Open hlnicholls opened 9 months ago

hlnicholls commented 9 months ago

Thank you for developing this package, it is very useful.

I am trying to plot a cnetplot with a color scale relating to my foldchange values.

Running the example code works as expected:

set.seed(123)
x <- list(A = letters[1:10], B=letters[5:12], C=letters[sample(1:26, 15)])
d <- setNames(rnorm(26), letters)
p2 <- cnetplot(x, foldChange=d) + 
  scale_color_gradient2(name='associated data', low='darkgreen', high='firebrick')

However, my version of x is not a list but an enrichResult.
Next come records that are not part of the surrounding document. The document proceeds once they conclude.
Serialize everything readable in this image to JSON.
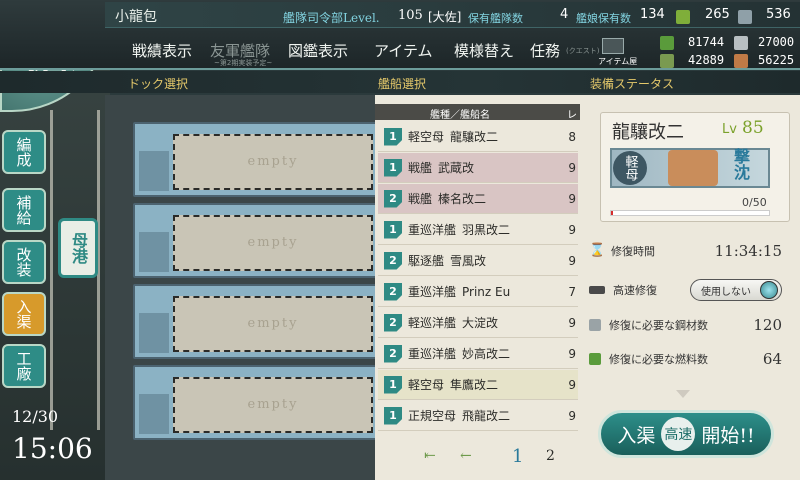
{
  "header": {
    "admiral_name": "小龍包",
    "hq_level_label": "艦隊司令部Level.",
    "hq_level": "105",
    "rank": "[大佐]",
    "fleet_count_label": "保有艦隊数",
    "fleet_count": "4",
    "ship_count_label": "艦娘保有数",
    "ship_count": "134",
    "buckets": "265",
    "dev_materials": "536"
  },
  "menu": {
    "items": [
      "戦績表示",
      "友軍艦隊",
      "図鑑表示",
      "アイテム",
      "模様替え",
      "任務"
    ],
    "ally_sub": "~第2期実装予定~",
    "quest_sub": "(クエスト)",
    "item_shop_label": "アイテム屋"
  },
  "resources": {
    "fuel": "81744",
    "ammo": "42889",
    "steel": "27000",
    "bauxite": "56225"
  },
  "sections": {
    "dock": "ドック選択",
    "ship": "艦船選択",
    "status": "装備ステータス"
  },
  "side": {
    "buttons": [
      "編成",
      "補給",
      "改装",
      "入渠",
      "工廠"
    ],
    "return": "母港",
    "date": "12/30",
    "time": "15:06"
  },
  "docks": {
    "empty_label": "empty"
  },
  "ship_list": {
    "header_type": "艦種／艦船名",
    "header_lv": "レ",
    "rows": [
      {
        "num": "1",
        "type": "軽空母",
        "name": "龍驤改二",
        "lv": "8"
      },
      {
        "num": "1",
        "type": "戦艦",
        "name": "武蔵改",
        "lv": "9"
      },
      {
        "num": "2",
        "type": "戦艦",
        "name": "榛名改二",
        "lv": "9"
      },
      {
        "num": "1",
        "type": "重巡洋艦",
        "name": "羽黒改二",
        "lv": "9"
      },
      {
        "num": "2",
        "type": "駆逐艦",
        "name": "雪風改",
        "lv": "9"
      },
      {
        "num": "2",
        "type": "重巡洋艦",
        "name": "Prinz Eu",
        "lv": "7"
      },
      {
        "num": "2",
        "type": "軽巡洋艦",
        "name": "大淀改",
        "lv": "9"
      },
      {
        "num": "2",
        "type": "重巡洋艦",
        "name": "妙高改二",
        "lv": "9"
      },
      {
        "num": "1",
        "type": "軽空母",
        "name": "隼鷹改二",
        "lv": "9"
      },
      {
        "num": "1",
        "type": "正規空母",
        "name": "飛龍改二",
        "lv": "9"
      }
    ],
    "pages": [
      "1",
      "2"
    ]
  },
  "status": {
    "ship_name": "龍驤改二",
    "lv_label": "Lv",
    "lv": "85",
    "class_badge": "軽母",
    "tag": "撃沈",
    "hp_text": "0/50",
    "hp_fraction": 0.0,
    "repair_time_label": "修復時間",
    "repair_time": "11:34:15",
    "fast_repair_label": "高速修復",
    "fast_repair_state": "使用しない",
    "steel_label": "修復に必要な鋼材数",
    "steel": "120",
    "fuel_label": "修復に必要な燃料数",
    "fuel": "64",
    "start_left": "入渠",
    "start_mid": "高速",
    "start_right": "開始!!"
  },
  "colors": {
    "accent": "#2e8a84",
    "section_text": "#e4c86a",
    "highlight_row": "#d9c5c4",
    "level_green": "#7aa12a"
  }
}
When I try to run that, the code gets an error:

kegg_organism = "hsa"
kegg_enrich <-  enrichKEGG(gene   = d$entrezgene_id,
                           organism     = 'hsa',
                           pvalueCutoff = 0.05,
                           pAdjustMethod = 'BH')

kegg <- setReadable(kegg_enrich, 'org.Hs.eg.db', 'ENTREZID')
kegg_genes <- kegg[,]
keggtop5 <- kegg_genes[order(kegg_genes$p.adjust),]
keggtop5 <- keggtop5[1:5,]
top5all <- enrichDF2enrichResult(keggtop5)
filtered_kegg_genes <- kegg_genes[!grepl("cancer", kegg_genes$Description, ignore.case = TRUE), ]
top5paths <- head(filtered_kegg_genes[order(filtered_kegg_genes$pvalue), ], 5)

top5all <- enrichDF2enrichResult(top5paths, pAdjustMethod='BH')

scores <- setNames(d$Median_PoPS, d$entrezgene_id)

p = cnetplot(top5all, showCategory = 5,
              foldChange=scores,
              scale_color_gradient2(name='associated data', low='steelblue', high='firebrick'))
Error in `layout_to_table()`:
! Unknown `layout`
Run `rlang::last_trace()` to see where the error occurred.

I have also tried:

> p = cnetplot(top5all,showCategory = 5,
+              foldChange=scores)
Scale for size is already present.
Adding another scale for size, which will replace the existing scale.
Warning message:
In cnetplot.enrichResult(x, ...) :
  Use 'color.params = list(foldChange = your_value)' instead of 'foldChange'.
 The foldChange parameter will be removed in the next version.

> 
> p = cnetplot(top5all,showCategory = 5,
+              color.params = list(foldChange = scores)
+              
+ )
Scale for size is already present.
Adding another scale for size, which will replace the existing scale.

These run but do not color code the nodes.

guidohooiveld commented 9 months ago

Your code in the 2nd code box, starting from the line kegg_genes <- kegg[,], looks very complex to me. So what exactly do you want to achieve here? Could you provide a reproducible example? Also note that (AFAIK) the function enrichDF2enrichResult is not part of clusterProfiler, but rather taken from a GitHub page called multienrichjam (here)?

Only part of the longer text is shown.